Previous abdominal surgery included all types, not just colorectal resections, and the experienced colonoscopist is aware that previous surgery can make gentle passage of the scope difficult, particularly in women who have undergone a hysterectomy. However, colonoscopists and surgeons must now be aware that in this same group of patients, localisation can also be difficult. Only a small number of patients in this audit had undergone a resection of the colon or rectum, making conclusions about lesion localisation in this specific population limited; however, one extreme case is presented in this study where an anastomotic recurrence was not correctly reported leading to a surgical alteration in management.

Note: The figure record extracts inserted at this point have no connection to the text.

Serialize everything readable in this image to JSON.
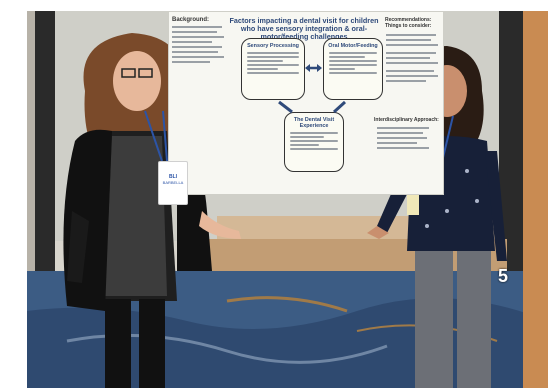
{
  "poster": {
    "title": "Factors impacting a dental visit for children who have sensory integration & oral-motor/feeding challenges",
    "background_heading": "Background:",
    "recommendations_heading": "Recommendations: Things to consider:",
    "interdisciplinary_heading": "Interdisciplinary Approach:",
    "sensory_box": "Sensory Processing",
    "oral_box": "Oral Motor/Feeding",
    "dental_box": "The Dental Visit Experience"
  },
  "badge_left": {
    "line1": "BLI",
    "line2": "BARBELLA"
  },
  "caption_number": "5",
  "colors": {
    "carpet": "#3c5c84",
    "poster_bg": "#f7f7f2",
    "title_blue": "#2f4a7a",
    "wall": "#d9d6cf"
  }
}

There was only a 5.2% change in on-table management due to inaccurate lesion localisation at colonoscopy. This figure would have been higher if not for CT in combination with colonoscopy, increasing the number of correctly localised lesions (to 87.1%). These incorrect localisations mainly occurred at a more proximal or distal segment with no change in management. However, when a change in management occurred (29% of inaccurate cases), it was significant with 3 laparoscopic cases converted to open and one requiring an unexpected open TME dissection. This raises the possibility that incorrect lesion localisation could make laparoscopic surgery vulnerable to on-table alterations.

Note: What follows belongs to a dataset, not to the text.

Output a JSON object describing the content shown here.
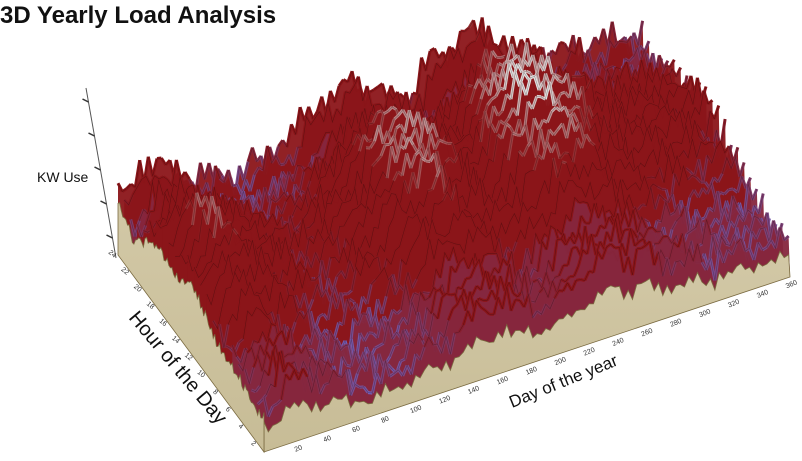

From a surgical viewpoint, these results demonstrate key areas where incorrectly pre-operative localisation can have significant operative changes: hepatic and transverse colon (decision to take middle colics and further dissection for an extended right hemicolectomy); splenic flexure (extended right hemicolectomy vs. left hemicolectomy); sigmoid versus rectum (to perform a total mesorectal excision/covering ileostomy and consideration to taking down the splenic flexure). It is beyond the remit of this work to document what the short- and long-term implications for the patients with altered management were; however, with the additions of on-table colonoscopy/lavage, further dissection and extra ports, it is unsurprising that many proformas made the comment ‘increased operating time’.

Limitations

This is not a consecutive series of patients, so case selection bias may be present. Identification of the patients was left to the local investigator who may have included or excluded patients for various reasons. Excluding the authors, the majority of the endoscopists were blinded to this study. The surgeon and radiologist were not blinded to the result of the lesion localisation at colonoscopy, leading to verification bias. This limitation, however, reflects the pragmatic nature of the study and current clinical practice.

Conclusion

Surgical planning pre-operatively is becoming increasingly reliant on accurate lesion localisation at colonoscopy. Colonoscopists need to be educated of the key anatomical areas where inaccuracies occur and have increased vigilance where caecal intubation has been unsuccessful. Routine clinical use of the scope guide could potentially increase correct localisation, minimising on-table alterations in surgical management and optimising outcomes for surgeons and patients.